AMF Cracks Down with €4.15 Million in Fines for Market Manipulation and Misinformation
The French Financial Markets Authority (AMF) handed out €4.15 million in fines on December 11, 2024, targeting four companies and three individuals. At the center of the scandal were allegations of spreading false or misleading information and manipulating the share price of Auplata, a French mining firm, in a saga that reads like a cautionary tale of what not to do in finance.
Back in October 2017, Auplata inked a financing agreement with the EHGO SF fund to issue perpetual bonds (ODIRNANEs) tied to share subscription warrants (BSAs). Sounds straightforward enough—except for one glaring omission.
Auplata’s press release announcing the deal conveniently left out a key clause that drastically changed the financing costs. This wasn’t a minor oversight; this clause shaped the entire deal’s structure and left investors with a grossly distorted view of its true impact.
And it didn’t stop there. The AMF dug into Auplata’s 2017 financial statements and found that the company failed to mention how the clause worked, didn’t flag earn-outs paid under the deal, and skipped over its relevance in assessing ongoing financial risks. In short, Auplata’s reporting fell far short of the transparency investors—and regulators—expect.
A Leadership Problem?
The blame for these glaring gaps in disclosure landed squarely on the shoulders of Didier Tamagno, Auplata’s former CEO. The AMF fined him €300,000 for his role in disseminating misleading information.
Tamagno isn’t alone, though. RSM Paris, the company’s statutory auditor, and its partner Stéphane Marie also came under fire. The AMF ruled that their unqualified sign-off on Auplata’s financials amounted to spreading false information. Each was fined €50,000—a sharp reminder that the role of auditors is to question, not rubber-stamp.
Price Manipulation: A Breach Too Far
If the story ended with misleading statements, it would already be troubling.

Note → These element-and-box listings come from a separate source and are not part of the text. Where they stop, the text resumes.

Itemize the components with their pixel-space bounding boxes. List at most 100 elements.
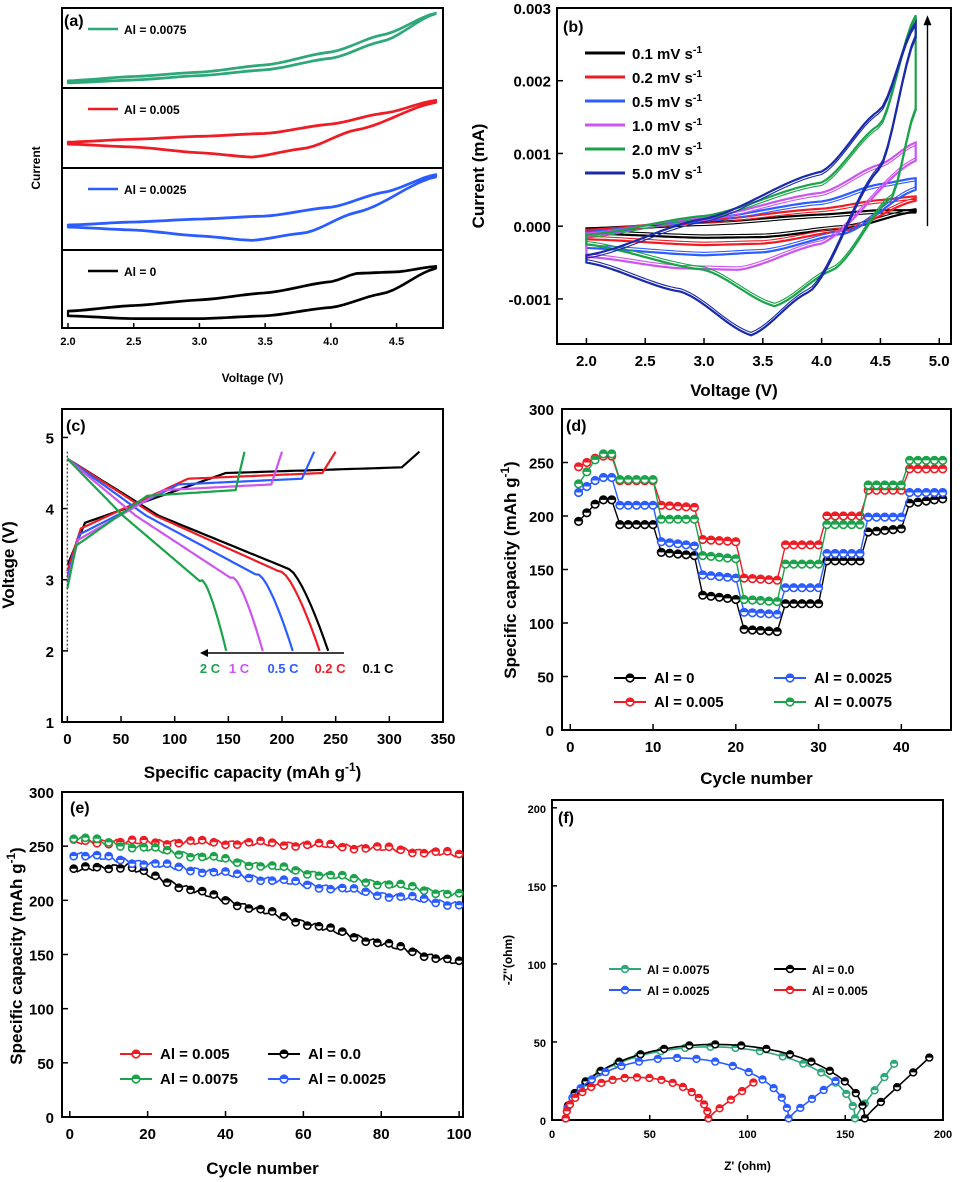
cycling-point-e-fill xyxy=(432,890,440,894)
x-tick-label-c: 100 xyxy=(162,731,187,748)
cycling-point-e-fill xyxy=(315,884,323,889)
x-tick-label-c: 350 xyxy=(430,731,455,748)
cycling-point-e-fill xyxy=(128,836,136,840)
x-tick-label-b: 2.0 xyxy=(576,353,597,370)
legend-marker-f-fill xyxy=(786,986,794,990)
cycling-point-e-fill xyxy=(432,955,440,959)
x-tick-label-e: 100 xyxy=(447,1126,472,1143)
cycling-point-e-fill xyxy=(303,881,311,885)
cycling-point-e-fill xyxy=(140,861,148,865)
nyquist-point-f-fill xyxy=(673,1054,681,1058)
y-tick-label-b: -0.001 xyxy=(508,292,551,309)
nyquist-point-f-fill xyxy=(615,1058,623,1062)
nyquist-point-f-fill xyxy=(763,1045,770,1049)
cycling-point-e-fill xyxy=(420,886,428,891)
cycling-point-e-fill xyxy=(105,838,113,843)
rate-point-d-fill xyxy=(847,557,856,561)
rate-point-d-fill xyxy=(599,473,608,478)
rate-point-d-fill xyxy=(847,549,856,554)
cycling-point-e-fill xyxy=(70,852,78,857)
cycling-point-e-fill xyxy=(443,847,451,852)
nyquist-point-f-fill xyxy=(633,1074,641,1078)
rate-point-d-fill xyxy=(789,583,798,588)
legend-label-f: Al = 0.0075 xyxy=(647,963,710,977)
cycling-point-e-fill xyxy=(198,853,206,857)
rate-point-d-fill xyxy=(930,488,939,493)
nyquist-point-f-fill xyxy=(711,1041,719,1045)
cycling-point-e-fill xyxy=(105,852,113,857)
cv-loop-b-2 xyxy=(585,23,917,333)
nyquist-point-f-fill xyxy=(851,1115,859,1119)
nyquist-point-f-fill xyxy=(893,1083,901,1088)
rate-point-d-fill xyxy=(847,520,856,525)
cycling-point-e-fill xyxy=(303,841,311,845)
legend-marker-e-fill xyxy=(132,1050,140,1054)
cycling-point-e-fill xyxy=(105,865,113,869)
scan-rate-arrow-head xyxy=(923,15,932,26)
cycling-point-e-fill xyxy=(140,836,148,841)
rate-point-d-fill xyxy=(740,574,748,579)
cycling-point-e-fill xyxy=(408,948,416,952)
rate-point-d-fill xyxy=(641,501,649,506)
cycling-point-e-fill xyxy=(116,838,124,843)
cycling-point-e-fill xyxy=(93,835,101,839)
rate-point-d-fill xyxy=(624,520,632,525)
nyquist-point-f-fill xyxy=(688,1088,696,1093)
panel-b: 2.0 2.5 3.0 3.5 4.0 4.5 5.0 0.003 0.002 0.001 0.00… xyxy=(469,1,952,400)
cycling-point-e-fill xyxy=(385,939,393,944)
rate-point-d-fill xyxy=(773,597,781,602)
cycling-point-e-fill xyxy=(338,884,346,888)
cycling-point-e-fill xyxy=(116,864,124,869)
y-tick-label-f: 50 xyxy=(534,1038,546,1050)
nyquist-point-f-fill xyxy=(587,1083,595,1087)
x-axis-label-f: Z' (ohm) xyxy=(724,1159,771,1173)
cycling-point-e-fill xyxy=(128,860,136,864)
nyquist-point-f-fill xyxy=(588,1076,596,1080)
rate-point-d-fill xyxy=(649,520,657,525)
cycling-point-e-fill xyxy=(338,843,346,848)
y-axis-label-a: Current xyxy=(29,146,43,189)
panel-f: 0 50 100 150 200 200 150 100 50 0 Z' (ohm) -Z''(ohm… xyxy=(501,799,952,1173)
charge-curve-c xyxy=(66,451,337,572)
rate-point-d-fill xyxy=(872,481,881,485)
legend-label-f: Al = 0.005 xyxy=(812,984,868,998)
y-tick-label-e: 250 xyxy=(29,839,54,856)
x-tick-label-b: 3.0 xyxy=(694,353,715,370)
rate-point-d-fill xyxy=(789,541,798,545)
rate-point-d-fill xyxy=(657,548,666,553)
rate-point-d-fill xyxy=(839,557,848,561)
nyquist-point-f-fill xyxy=(861,1115,869,1119)
legend-label-a: Al = 0.0075 xyxy=(124,23,187,37)
rate-point-d-fill xyxy=(707,552,715,557)
nyquist-point-f-fill xyxy=(925,1054,933,1058)
nyquist-point-f-fill xyxy=(808,1058,815,1062)
y-tick-label-d: 250 xyxy=(529,456,554,473)
cycling-point-e-fill xyxy=(373,842,381,847)
rate-point-d-fill xyxy=(748,609,757,613)
rate-point-d-fill xyxy=(632,520,641,525)
rate-point-d-fill xyxy=(707,536,715,541)
rate-point-d-fill xyxy=(649,475,657,480)
x-tick-label-a: 3.0 xyxy=(192,336,207,348)
rate-point-d-fill xyxy=(773,610,781,615)
rate-point-d-fill xyxy=(583,509,591,513)
rate-point-d-fill xyxy=(698,551,707,556)
rate-point-d-fill xyxy=(583,458,591,463)
rate-point-d-fill xyxy=(583,468,591,472)
cycling-point-e-fill xyxy=(221,841,230,845)
x-tick-label-e: 60 xyxy=(295,1126,312,1143)
rate-point-d-fill xyxy=(591,476,599,481)
rate-point-d-fill xyxy=(665,515,674,520)
rate-point-d-fill xyxy=(607,473,616,478)
cycling-point-e-fill xyxy=(292,877,300,881)
rate-point-d-fill xyxy=(905,488,914,493)
rate-point-d-fill xyxy=(765,610,773,614)
cycling-point-e-fill xyxy=(245,838,253,843)
discharge-curve-c xyxy=(66,457,264,652)
cycling-point-e-fill xyxy=(70,865,78,869)
nyquist-point-f-fill xyxy=(563,1107,571,1112)
cycling-point-e-fill xyxy=(292,866,300,871)
rate-point-d-fill xyxy=(715,572,724,577)
rate-point-d-fill xyxy=(698,591,707,596)
cycling-point-e-fill xyxy=(268,839,276,843)
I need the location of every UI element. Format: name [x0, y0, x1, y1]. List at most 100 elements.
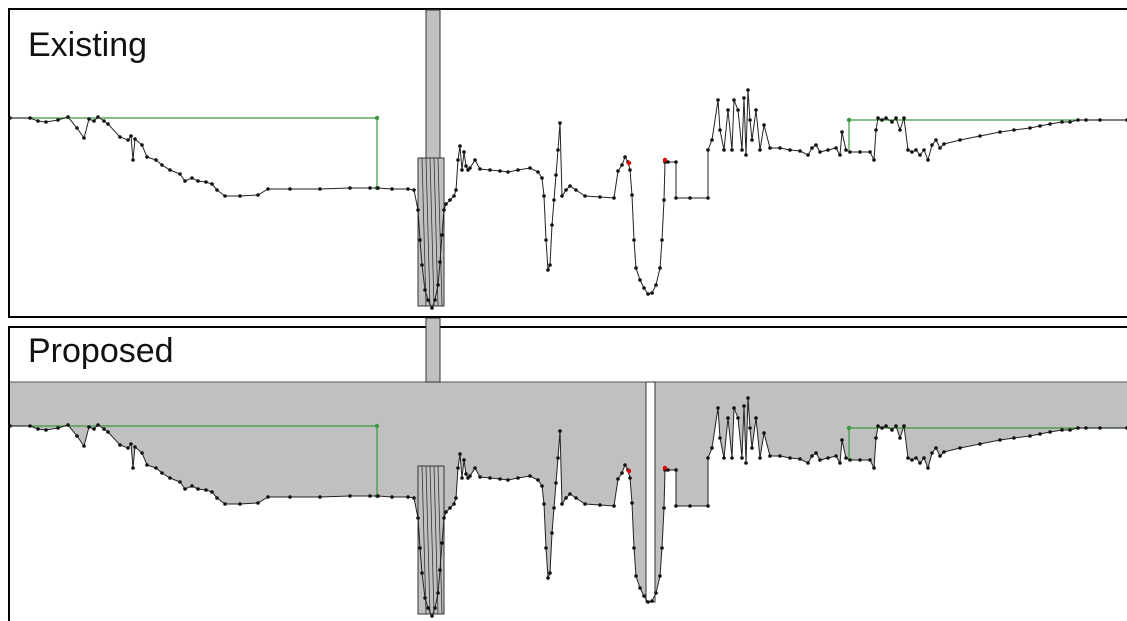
profile-node — [628, 168, 632, 172]
profile-node — [620, 471, 624, 475]
hgl-node — [374, 423, 380, 429]
profile-node — [473, 466, 477, 470]
profile-node — [190, 484, 194, 488]
profile-node — [998, 438, 1002, 442]
profile-node — [160, 471, 164, 475]
profile-node — [66, 115, 70, 119]
manhole-shaft — [425, 9, 441, 159]
profile-node — [423, 288, 427, 292]
profile-node — [788, 456, 792, 460]
profile-node — [406, 187, 410, 191]
profile-node — [844, 456, 848, 460]
profile-node — [718, 128, 722, 132]
profile-node — [96, 423, 100, 427]
profile-node — [623, 155, 627, 159]
profile-node — [858, 458, 862, 462]
profile-node — [840, 130, 844, 134]
profile-node — [654, 591, 658, 595]
profile-node — [564, 188, 568, 192]
profile-node — [82, 444, 86, 448]
profile-node — [256, 193, 260, 197]
profile-node — [662, 198, 666, 202]
profile-node — [744, 461, 748, 465]
profile-node — [442, 516, 446, 520]
profile-node — [638, 278, 642, 282]
profile-node — [36, 427, 40, 431]
profile-node — [826, 456, 830, 460]
profile-node — [440, 541, 444, 545]
profile-node — [810, 454, 814, 458]
profile-node — [376, 494, 380, 498]
profile-node — [646, 600, 650, 604]
profile-node — [488, 168, 492, 172]
profile-node — [890, 120, 894, 124]
profile-node — [145, 155, 149, 159]
profile-node — [488, 476, 492, 480]
profile-node — [118, 443, 122, 447]
profile-node — [8, 424, 12, 428]
profile-node — [868, 150, 872, 154]
profile-node — [938, 454, 942, 458]
profile-node — [598, 195, 602, 199]
profile-node — [876, 116, 880, 120]
profile-node — [934, 138, 938, 142]
profile-node — [8, 116, 12, 120]
profile-node — [874, 436, 878, 440]
profile-node — [623, 463, 627, 467]
profile-node — [456, 158, 460, 162]
highlight-node — [626, 468, 632, 474]
profile-node — [1038, 432, 1042, 436]
profile-node — [818, 458, 822, 462]
chamber-line — [429, 465, 435, 615]
profile-node — [722, 148, 726, 152]
profile-node — [444, 202, 448, 206]
profile-node — [722, 456, 726, 460]
profile-node — [978, 442, 982, 446]
profile-node — [238, 502, 242, 506]
profile-node — [706, 504, 710, 508]
profile-node — [154, 158, 158, 162]
profile-node — [716, 98, 720, 102]
profile-node — [462, 458, 466, 462]
profile-node — [910, 458, 914, 462]
profile-node — [468, 166, 472, 170]
profile-node — [568, 184, 572, 188]
profile-node — [632, 546, 636, 550]
profile-node — [958, 138, 962, 142]
profile-node — [412, 496, 416, 500]
profile-node — [620, 163, 624, 167]
profile-node — [548, 571, 552, 575]
profile-node — [82, 136, 86, 140]
profile-node — [420, 263, 424, 267]
profile-node — [583, 502, 587, 506]
profile-node — [444, 510, 448, 514]
profile-node — [506, 478, 510, 482]
profile-node — [758, 456, 762, 460]
profile-node — [730, 456, 734, 460]
profile-node — [438, 260, 442, 264]
highlight-node — [662, 465, 668, 471]
profile-node — [894, 116, 898, 120]
profile-node — [742, 96, 746, 100]
profile-node — [433, 298, 437, 302]
profile-node — [458, 452, 462, 456]
profile-node — [550, 531, 554, 535]
profile-node — [56, 426, 60, 430]
profile-node — [478, 475, 482, 479]
profile-node — [348, 494, 352, 498]
profile-node — [736, 108, 740, 112]
profile-node — [748, 118, 752, 122]
chamber-line — [433, 465, 439, 615]
profile-node — [732, 98, 736, 102]
profile-node — [918, 461, 922, 465]
profile-node — [922, 456, 926, 460]
profile-node — [814, 143, 818, 147]
profile-node — [918, 153, 922, 157]
profile-node — [958, 446, 962, 450]
profile-node — [754, 416, 758, 420]
profile-node — [1068, 120, 1072, 124]
profile-node — [810, 146, 814, 150]
profile-node — [910, 150, 914, 154]
profile-node — [574, 188, 578, 192]
profile-node — [430, 614, 434, 618]
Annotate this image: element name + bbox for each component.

But the AMF uncovered something even more damaging: price manipulation.
After entering the financing agreement with Auplata, the EHGO SF fund went on a selling spree, dumping large volumes of Auplata shares despite publicly pledging to hold them and limit sales activity. This heavy trading skewed the company’s share price, violating market norms and shaking investor confidence.
The AMF didn’t hold back. It slapped European High Growth Opportunities Manco SA and Alpha Blue Ocean Inc.—the two entities controlling the EHGO SF fund—with fines of €1.5 million and €1 million, respectively. Their director, Pierre Vannineuse, also took a personal hit, receiving a €1.5 million fine for his part in the manipulation.
This case is more than just a black eye for the entities involved. It’s a clear message from the AMF that financial markets thrive on trust, and those who undermine it will pay the price—literally.
For investors, this serves as a reminder to scrutinize deals and disclosures closely. For companies, it’s a cautionary tale about the importance of transparency and ethics in every press release, financial report, and shareholder commitment.
The fined parties still have the option to appeal the decision, but the AMF’s findings cast a long shadow over their practices. Whether this case ends here or takes a turn in court, it’s a vivid reminder that in finance, the truth has a way of coming out—and when it does, the cost can be steep.